Uyandırılan Hizbullah: Bölüm-3 / Mustazaftan Muktedire...



Abdestli cinayet örgütü


* İşi bitince uykuya yatırılan örgüt, cehalet ülkeye hakim olurken yeniden uyandırıldı. AKP ve Hizbullah işbirliği iki tarafı da büyüttü. Bölgede yaptığı büyük mitinglerle siyasi bir güç haline gelen Hizbullah, İslam bayrağını istiyor.

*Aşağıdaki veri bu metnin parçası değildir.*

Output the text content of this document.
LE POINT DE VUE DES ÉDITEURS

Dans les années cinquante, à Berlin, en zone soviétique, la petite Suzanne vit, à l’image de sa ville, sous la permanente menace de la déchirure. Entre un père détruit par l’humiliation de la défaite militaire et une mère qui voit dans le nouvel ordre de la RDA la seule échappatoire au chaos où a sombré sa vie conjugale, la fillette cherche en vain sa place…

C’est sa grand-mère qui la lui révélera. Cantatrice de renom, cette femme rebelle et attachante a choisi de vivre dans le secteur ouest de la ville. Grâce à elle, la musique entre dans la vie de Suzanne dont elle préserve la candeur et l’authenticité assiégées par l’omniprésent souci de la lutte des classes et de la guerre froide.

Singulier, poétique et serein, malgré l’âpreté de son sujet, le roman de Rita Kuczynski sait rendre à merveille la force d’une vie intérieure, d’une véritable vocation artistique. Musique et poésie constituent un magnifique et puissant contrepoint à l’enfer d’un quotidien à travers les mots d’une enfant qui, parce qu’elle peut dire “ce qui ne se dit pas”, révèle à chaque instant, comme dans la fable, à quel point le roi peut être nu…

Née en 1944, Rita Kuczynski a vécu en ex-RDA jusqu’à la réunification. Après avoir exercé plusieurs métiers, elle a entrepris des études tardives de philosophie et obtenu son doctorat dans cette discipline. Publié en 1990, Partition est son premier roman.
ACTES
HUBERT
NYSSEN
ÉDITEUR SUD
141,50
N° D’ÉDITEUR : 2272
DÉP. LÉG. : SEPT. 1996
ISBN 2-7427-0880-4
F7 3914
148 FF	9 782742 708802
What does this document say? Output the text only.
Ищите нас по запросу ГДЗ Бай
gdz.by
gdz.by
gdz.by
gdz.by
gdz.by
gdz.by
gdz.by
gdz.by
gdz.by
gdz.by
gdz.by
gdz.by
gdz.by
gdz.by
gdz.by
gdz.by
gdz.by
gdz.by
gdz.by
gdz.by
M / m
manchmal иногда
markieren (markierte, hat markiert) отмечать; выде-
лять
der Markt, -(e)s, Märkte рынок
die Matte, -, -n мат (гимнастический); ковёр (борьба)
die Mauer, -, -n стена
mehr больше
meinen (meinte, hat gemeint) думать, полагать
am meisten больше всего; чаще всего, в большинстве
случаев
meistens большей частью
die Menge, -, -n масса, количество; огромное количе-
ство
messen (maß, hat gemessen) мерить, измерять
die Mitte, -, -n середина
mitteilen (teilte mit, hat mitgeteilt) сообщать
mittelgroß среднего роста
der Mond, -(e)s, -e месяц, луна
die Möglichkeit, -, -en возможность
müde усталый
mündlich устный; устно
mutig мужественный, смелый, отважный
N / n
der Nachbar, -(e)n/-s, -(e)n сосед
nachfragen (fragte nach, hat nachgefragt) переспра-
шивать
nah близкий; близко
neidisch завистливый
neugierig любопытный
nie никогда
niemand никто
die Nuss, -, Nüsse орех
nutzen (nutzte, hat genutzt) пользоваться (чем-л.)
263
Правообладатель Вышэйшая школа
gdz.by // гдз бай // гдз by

Devlet tarafından, Kürt hareketine ve ilerici kesimlere karşı paramiliter bir güç olarak kullanılan Hizbullah’ın lider kadrosu, 1990’lı yılların sonunda tasfiye edildi. Örgüt lideri Hüseyin Velioğlu’nun öldürülmesi, Susurluk ve 28 Şubat sonrasında başlayan sivrilen uçların törpülenmesi operasyonunun devamı olarak görülebilir. Devlet muhalif kesimlere dönük saldırılarında kullandığı kontrgerilla odaklarını, hem artık ihtiyaç duymadığı hem de kontrol dışına çıkma eğilimi gösterdikleri için ortadan kaldırıyordu.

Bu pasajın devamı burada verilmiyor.